Роман Маканина всасывает в себя, как в воронку. Подавляет и впечатляет. Уже своими размерами (при отсутствии, заметим, динамичной интриги и вообще ориентации на массовый, «жанровый» вкус). Современность, казалось, больше не рождает подобных монстров. Зачем нужен такой непомерный, беспощадный объем?
Объяснений много. И каждое выглядит убедительно.
Формальное: роман складывается как безразмерный монолог некоего немолодого, опытного литератора о времени и о себе. Навык и инерция тщательного самонаблюдения и многоглаголания как бы сами собой отливаются в грандиозное романное целое.
Психологическое: большая форма захватывает читателя в свою емкость, обеспечивает вживание и сопереживание. Читатель – чем дальше, тем вернее – попадает в зависимость от героя с его заботами и проблемами, маниями и фобиями. (И зависимость эта на сей раз не весьма приятная.)
Психоаналитическое: герой загипнотизировал автора; писатель не умеет с ним расстаться.

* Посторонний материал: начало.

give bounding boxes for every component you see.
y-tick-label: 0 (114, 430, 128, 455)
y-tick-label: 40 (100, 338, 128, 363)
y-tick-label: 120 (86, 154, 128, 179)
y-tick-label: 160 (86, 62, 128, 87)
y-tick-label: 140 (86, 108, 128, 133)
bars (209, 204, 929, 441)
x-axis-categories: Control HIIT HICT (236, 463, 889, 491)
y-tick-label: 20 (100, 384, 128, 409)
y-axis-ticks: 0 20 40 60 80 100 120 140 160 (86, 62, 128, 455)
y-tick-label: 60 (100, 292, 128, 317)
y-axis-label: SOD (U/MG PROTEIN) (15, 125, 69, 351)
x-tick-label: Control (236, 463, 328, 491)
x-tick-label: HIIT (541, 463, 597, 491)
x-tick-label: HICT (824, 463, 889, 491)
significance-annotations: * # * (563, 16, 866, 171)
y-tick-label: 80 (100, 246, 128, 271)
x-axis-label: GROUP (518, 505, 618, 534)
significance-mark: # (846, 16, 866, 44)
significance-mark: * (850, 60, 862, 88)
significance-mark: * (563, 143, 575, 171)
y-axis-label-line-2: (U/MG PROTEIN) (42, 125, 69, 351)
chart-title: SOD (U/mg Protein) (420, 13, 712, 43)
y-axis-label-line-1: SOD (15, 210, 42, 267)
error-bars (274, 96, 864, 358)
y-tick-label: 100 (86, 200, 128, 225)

Содержательное: в романе представлено многомерное жизнеописание, преломились значительный человеческий опыт, нечастое в современной словесности человекознание. В повествовании на редкость подробно воссоздан строй повседневной жизни.
Заложен в роман и проблемный философский план. Создана большая книга о современной России, претендующая на немалые обобщения. А Россия – предмет такой, о котором можно говорить и говорить.
Возможно также, что роман случился таким большим, чтобы Маканин успел сказать все слова. До самого крайнего.
Как бы то ни было, многозначность объемистой формы хорошо сочетается с тем, что удивляет, впечатляет и раздражает в содержании романа: этаким смысловым плюрализмом, раскоординированностью точки зрения. Легче легкого назвать роман современной репликой на «Преступление и наказание». (Так однажды добросовестно выполнил нечто вроде римейка романа Достоевского Вячеслав Пьецух в «Новой московской философии». ) Но значение этой реплики не так легко постигнуть. Роман Маканина, кажется, не слишком и глубок. Но у него большая емкость, он разнообразен, сложен. Перелистнешь последнюю страницу – и останешься в задумчивости, и не сразу сообразишь, «что хотел сказать автор».
Само двусоставное название у романа (одновременно сверхлитературное и отдающее скромным, но внятным культурным шиком) обладает некоей противоречивостью. Модное в авангардном кругу понятие «андеграунд» обозначает подпольность, маргинальность способа существования. А выражение «герой нашего времени» обещает явление в романе наиболее характерного, особо значимого для эпохи персонажа. Как удается совместить одно с другим, альтернативность и типизм? Может быть, время и место таковы, что типичным и характерным становится маргинальное?
1. Человек-оркестр. Вне свиты. Главный герой романа, некто Петрович, – несостоявшийся писатель – в начале 1990-х годов, в постсоветскую эпоху, влачит жалкое существование. Ему негде и не на что жить, а потому приходится сторожить чужие квартиры в огромном доме, бывшей советских времен общаге. Случаются у героя любовные интрижки, навещает он своего брата в психушке, беседует с врачом о разном. Как-то невзначай убивает на улице кавказца, а потом еще и своего знакомого из богемной среды, уличенного в сексотстве. На почве всех передряг он попадает следом за братом в психушку, где проходит через трудные испытания, будучи подозреваем в убийстве. Петровича накачивают лекарствами, чтобы выпытать тайну. Но уличить его не удается, и герой возвращается к своему амплуа сторожа. Все эти и другие перипетии сопровождаются обильной рефлексией персонажа о времени и о себе.